Cut from the same cloth

Donor shares a love of textiles with her daughter and future generations

Stephanie Bailey - 01 April 2019

Susan Bauerfind found success in the world of investment banking but her human ecology degree continues to enrich her everyday life. Now she's hoping to help enrich the lives of others.

For years the busy investment adviser turned to sewing as a way to decompress from a stressful day. Before long, Susan's young daughter Kathryn took an interest in what her mom was doing every night, for hours behind the doors of the sewing room complete with a fold-out ironing board.

Susan, '79 BSc(HEc), was excited to feed Kathryn's curiosity and share her hobby. The two spent entire days together glued to the sewing machine - an ELNA Supermatic - figuring out workarounds for a difficult dress pattern or picking out the perfect fabric for a circle skirt.

So, when Kathryn enrolled in human ecology at U of A, Susan was hardly surprised. The surprise came a couple years later, when Kathryn invited her family to take a tour of the Anne Lambert Clothing and Textiles Collection, housed in the Department of Human Ecology.

"We had no idea this museum-worthy collection was there," says Susan. "It was really special to see the result of 30 years of careful collecting and curating - an impressive collection worth preserving."

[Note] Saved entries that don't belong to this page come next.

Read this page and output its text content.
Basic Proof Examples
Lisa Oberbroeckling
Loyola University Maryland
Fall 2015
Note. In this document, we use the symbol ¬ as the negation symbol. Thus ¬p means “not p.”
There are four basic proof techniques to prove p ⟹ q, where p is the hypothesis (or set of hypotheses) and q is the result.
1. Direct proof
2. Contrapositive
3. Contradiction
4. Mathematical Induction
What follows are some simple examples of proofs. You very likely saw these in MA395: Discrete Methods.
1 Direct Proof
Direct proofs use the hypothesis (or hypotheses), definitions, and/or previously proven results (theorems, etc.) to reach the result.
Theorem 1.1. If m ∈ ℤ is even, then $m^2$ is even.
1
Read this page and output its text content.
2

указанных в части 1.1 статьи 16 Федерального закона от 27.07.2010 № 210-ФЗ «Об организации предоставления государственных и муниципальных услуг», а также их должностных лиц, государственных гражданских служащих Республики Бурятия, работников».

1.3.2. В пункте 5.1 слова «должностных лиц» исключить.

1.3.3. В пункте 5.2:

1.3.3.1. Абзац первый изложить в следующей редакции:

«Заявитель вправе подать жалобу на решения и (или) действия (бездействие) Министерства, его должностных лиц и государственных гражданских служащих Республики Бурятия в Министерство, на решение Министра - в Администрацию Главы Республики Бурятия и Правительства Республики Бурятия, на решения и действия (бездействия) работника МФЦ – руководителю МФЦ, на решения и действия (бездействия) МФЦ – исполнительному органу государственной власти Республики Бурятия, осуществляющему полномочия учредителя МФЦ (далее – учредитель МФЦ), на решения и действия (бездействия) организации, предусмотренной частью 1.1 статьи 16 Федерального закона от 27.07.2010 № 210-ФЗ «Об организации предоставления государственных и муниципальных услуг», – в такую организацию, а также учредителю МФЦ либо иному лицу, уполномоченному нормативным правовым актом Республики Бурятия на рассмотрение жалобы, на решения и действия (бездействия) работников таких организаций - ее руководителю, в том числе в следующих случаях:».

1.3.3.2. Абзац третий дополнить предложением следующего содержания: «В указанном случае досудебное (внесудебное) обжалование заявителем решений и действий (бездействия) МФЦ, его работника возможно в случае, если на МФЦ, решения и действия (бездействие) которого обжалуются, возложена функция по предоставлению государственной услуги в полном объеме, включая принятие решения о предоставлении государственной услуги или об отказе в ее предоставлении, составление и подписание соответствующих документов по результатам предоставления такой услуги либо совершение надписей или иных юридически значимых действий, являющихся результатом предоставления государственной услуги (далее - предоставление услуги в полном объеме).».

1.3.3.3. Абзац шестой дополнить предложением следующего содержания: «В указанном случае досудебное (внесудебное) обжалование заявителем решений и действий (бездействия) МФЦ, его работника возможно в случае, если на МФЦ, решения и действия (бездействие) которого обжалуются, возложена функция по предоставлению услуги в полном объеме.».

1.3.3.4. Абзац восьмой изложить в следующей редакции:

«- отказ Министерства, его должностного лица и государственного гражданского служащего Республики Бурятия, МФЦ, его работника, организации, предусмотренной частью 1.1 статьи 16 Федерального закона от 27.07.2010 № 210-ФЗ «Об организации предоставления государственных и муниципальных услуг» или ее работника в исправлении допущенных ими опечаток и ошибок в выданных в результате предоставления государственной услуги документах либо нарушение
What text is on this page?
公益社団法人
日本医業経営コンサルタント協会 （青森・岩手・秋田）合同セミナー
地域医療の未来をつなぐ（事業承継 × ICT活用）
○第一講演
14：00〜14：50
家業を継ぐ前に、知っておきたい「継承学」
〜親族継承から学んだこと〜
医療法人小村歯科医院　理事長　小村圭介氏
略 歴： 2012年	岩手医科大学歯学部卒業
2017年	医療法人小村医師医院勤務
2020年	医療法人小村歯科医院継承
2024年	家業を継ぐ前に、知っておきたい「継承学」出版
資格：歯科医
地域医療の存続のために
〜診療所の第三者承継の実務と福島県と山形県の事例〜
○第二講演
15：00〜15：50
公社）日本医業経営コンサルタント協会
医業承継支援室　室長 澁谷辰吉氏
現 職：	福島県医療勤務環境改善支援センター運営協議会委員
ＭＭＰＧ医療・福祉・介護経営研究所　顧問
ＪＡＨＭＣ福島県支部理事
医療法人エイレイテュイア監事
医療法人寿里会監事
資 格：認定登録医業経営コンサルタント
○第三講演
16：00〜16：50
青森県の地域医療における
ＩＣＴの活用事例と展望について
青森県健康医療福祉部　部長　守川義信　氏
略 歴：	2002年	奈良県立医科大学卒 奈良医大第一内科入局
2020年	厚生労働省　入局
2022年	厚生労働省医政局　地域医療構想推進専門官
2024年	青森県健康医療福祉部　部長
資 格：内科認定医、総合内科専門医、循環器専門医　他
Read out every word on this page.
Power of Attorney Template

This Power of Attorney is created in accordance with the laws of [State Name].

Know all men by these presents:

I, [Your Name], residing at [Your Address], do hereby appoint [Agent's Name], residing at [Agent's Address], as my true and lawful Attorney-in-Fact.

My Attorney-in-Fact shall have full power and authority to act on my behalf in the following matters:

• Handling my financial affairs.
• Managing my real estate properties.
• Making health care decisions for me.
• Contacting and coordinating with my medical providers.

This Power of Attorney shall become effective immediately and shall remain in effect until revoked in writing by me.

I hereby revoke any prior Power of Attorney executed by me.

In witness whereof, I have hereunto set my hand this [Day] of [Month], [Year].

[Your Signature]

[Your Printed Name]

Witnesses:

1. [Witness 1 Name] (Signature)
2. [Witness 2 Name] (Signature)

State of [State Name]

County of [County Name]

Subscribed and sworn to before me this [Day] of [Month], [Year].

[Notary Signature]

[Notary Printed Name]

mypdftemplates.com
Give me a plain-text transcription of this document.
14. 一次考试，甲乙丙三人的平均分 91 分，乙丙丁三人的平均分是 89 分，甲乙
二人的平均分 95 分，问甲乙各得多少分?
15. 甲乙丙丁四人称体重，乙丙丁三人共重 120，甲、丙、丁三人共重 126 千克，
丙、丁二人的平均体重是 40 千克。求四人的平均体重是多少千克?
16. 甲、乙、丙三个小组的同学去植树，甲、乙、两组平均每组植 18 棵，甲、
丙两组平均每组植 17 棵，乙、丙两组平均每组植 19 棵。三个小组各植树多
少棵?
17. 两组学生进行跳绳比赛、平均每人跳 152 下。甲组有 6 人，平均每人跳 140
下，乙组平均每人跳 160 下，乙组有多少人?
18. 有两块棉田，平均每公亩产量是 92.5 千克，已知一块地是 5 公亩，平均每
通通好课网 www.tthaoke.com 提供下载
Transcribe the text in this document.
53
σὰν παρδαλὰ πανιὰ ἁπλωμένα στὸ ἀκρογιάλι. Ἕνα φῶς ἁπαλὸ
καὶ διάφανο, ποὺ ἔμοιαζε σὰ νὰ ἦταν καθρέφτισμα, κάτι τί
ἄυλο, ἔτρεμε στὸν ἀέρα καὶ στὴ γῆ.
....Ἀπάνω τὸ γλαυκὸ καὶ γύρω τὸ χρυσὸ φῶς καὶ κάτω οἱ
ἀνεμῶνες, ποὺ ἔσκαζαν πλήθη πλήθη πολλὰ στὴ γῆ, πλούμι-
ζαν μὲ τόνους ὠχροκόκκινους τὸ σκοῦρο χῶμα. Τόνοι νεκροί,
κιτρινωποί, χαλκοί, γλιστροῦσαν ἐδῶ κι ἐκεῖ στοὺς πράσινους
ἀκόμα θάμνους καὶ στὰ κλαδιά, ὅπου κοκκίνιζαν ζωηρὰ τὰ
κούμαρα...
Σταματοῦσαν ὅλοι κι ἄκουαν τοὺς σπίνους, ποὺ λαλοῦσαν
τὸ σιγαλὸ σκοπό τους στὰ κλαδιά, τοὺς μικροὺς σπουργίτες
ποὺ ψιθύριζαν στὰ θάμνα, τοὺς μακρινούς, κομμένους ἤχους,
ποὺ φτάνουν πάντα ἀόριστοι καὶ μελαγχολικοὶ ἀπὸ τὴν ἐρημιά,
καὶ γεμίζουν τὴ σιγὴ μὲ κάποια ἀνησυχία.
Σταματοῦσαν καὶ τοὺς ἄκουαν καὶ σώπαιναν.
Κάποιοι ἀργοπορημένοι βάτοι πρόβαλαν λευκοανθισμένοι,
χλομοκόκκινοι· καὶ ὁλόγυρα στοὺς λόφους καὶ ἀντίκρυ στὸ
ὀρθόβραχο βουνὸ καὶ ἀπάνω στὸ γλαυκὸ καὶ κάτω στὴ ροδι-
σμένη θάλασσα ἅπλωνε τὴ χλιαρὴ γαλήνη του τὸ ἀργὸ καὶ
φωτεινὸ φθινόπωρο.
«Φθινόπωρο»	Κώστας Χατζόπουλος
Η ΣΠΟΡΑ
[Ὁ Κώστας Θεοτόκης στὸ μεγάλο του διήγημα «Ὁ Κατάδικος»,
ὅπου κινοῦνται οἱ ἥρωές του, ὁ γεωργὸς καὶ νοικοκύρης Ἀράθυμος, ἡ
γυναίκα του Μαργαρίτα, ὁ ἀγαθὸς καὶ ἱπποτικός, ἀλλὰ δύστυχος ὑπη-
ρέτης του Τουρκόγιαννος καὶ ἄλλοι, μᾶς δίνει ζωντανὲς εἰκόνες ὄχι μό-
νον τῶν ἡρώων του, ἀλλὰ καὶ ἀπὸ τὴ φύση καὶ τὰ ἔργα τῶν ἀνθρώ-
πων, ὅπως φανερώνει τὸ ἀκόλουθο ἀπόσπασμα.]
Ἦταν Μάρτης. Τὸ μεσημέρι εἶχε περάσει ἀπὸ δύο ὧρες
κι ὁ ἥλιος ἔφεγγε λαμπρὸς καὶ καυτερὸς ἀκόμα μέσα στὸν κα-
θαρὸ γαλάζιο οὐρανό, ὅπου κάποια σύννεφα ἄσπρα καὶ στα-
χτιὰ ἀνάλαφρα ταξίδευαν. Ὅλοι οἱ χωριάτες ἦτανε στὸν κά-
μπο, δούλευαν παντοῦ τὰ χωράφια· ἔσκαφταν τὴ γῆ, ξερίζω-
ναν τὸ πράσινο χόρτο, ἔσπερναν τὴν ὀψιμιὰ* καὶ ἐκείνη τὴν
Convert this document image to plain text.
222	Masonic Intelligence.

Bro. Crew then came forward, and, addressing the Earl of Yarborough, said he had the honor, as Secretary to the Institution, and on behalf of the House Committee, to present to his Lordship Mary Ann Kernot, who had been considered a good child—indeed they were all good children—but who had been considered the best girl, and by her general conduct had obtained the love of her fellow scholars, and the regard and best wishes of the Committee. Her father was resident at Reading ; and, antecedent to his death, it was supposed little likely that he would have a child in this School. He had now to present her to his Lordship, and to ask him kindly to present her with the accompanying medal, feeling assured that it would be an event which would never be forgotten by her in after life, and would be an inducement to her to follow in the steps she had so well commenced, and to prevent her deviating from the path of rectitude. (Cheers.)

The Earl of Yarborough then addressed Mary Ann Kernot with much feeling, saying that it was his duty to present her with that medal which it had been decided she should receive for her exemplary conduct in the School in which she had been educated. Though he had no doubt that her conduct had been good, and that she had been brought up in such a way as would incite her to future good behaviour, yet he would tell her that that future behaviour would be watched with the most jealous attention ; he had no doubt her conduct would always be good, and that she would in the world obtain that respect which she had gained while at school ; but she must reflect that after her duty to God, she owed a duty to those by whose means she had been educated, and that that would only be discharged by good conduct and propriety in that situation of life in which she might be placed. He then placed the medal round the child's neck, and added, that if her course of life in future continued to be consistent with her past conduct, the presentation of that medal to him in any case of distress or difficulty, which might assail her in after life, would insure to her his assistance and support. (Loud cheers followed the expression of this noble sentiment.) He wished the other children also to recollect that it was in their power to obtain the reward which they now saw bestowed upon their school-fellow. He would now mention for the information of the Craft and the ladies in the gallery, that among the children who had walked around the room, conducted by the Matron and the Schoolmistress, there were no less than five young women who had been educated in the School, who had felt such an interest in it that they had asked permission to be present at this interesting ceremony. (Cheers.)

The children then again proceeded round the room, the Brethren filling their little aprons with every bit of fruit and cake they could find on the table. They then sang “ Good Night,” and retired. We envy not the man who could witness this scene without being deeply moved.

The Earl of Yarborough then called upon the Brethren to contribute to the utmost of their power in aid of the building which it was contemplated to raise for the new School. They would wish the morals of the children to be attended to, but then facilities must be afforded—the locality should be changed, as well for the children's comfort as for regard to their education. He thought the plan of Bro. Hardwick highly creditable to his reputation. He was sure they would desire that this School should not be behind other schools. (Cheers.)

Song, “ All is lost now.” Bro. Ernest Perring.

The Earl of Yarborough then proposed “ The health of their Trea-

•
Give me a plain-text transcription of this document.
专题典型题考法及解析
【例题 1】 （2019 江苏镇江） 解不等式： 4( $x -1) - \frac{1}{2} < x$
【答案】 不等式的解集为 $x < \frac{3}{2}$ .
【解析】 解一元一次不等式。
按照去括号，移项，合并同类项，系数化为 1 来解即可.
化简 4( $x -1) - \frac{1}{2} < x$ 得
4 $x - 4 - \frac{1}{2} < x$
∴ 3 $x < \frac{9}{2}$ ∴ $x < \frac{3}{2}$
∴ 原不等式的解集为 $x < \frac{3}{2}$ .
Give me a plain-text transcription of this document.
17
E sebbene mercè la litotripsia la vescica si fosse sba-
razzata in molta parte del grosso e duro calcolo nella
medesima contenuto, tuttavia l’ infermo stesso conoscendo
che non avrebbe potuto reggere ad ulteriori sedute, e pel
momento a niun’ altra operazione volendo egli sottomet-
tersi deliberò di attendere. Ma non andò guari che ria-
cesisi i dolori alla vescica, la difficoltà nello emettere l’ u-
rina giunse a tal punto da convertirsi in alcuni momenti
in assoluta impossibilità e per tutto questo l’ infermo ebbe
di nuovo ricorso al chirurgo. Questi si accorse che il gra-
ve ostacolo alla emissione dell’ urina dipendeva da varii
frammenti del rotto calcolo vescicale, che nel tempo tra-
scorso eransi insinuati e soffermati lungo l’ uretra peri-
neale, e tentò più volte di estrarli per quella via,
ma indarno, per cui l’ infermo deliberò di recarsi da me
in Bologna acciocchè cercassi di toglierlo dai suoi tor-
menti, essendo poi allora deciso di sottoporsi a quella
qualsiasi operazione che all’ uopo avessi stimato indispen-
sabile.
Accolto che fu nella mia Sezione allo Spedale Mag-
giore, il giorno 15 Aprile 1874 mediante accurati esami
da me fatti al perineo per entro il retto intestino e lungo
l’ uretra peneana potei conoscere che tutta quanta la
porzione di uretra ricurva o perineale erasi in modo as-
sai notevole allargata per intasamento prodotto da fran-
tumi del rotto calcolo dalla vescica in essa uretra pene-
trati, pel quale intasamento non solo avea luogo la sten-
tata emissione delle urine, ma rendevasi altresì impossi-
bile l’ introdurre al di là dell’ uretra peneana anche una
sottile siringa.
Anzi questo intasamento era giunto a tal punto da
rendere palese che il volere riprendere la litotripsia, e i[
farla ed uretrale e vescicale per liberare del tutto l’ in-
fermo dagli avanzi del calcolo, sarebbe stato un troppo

On the tour Susan saw the history of fashion unfold in front of her eyes as the collections manager pulled artifact after artifact off the racks - from ancient Chinese robes to funky 1960s dresses. The collection features more than 23,000 pieces, all at risk of being lost without the proper care of a textile conservator. But there was one artifact in particular that gave Susan pause: a pair of traditional Chinese lotus shoes. Created for bound feet, the shoes were ornately embroidered and extremely fragile.

"We've all read about lotus shoes but how many of us have actually seen one?" she says. "Imagine your foot going into that size of a shoe. It's mind-boggling. Something like this has the power to open you up to a greater, richer understanding of history."

The astonishing collection reignited Susan's passion for textiles. It also sparked a newfound appreciation for the cultural value and historical significance of these types of artifacts. She left the tour buzzing with the desire to help save the collection from deterioration.

"I was excited about the opportunity to give to something as tangible and necessary as this collection," says Susan. "It would be a shame if we were to lose the insights it offers into cultural history."

Susan's generous donation will help establish a textile conservator position to maintain and further develop the collection. Her wish? That future generations of students can benefit from having it at their fingertips.

"The collection gives textiles students like me a hands-on learning opportunity," says Kathryn. "Working with these artifacts connects us to the real world, to history. It's important to preserve that."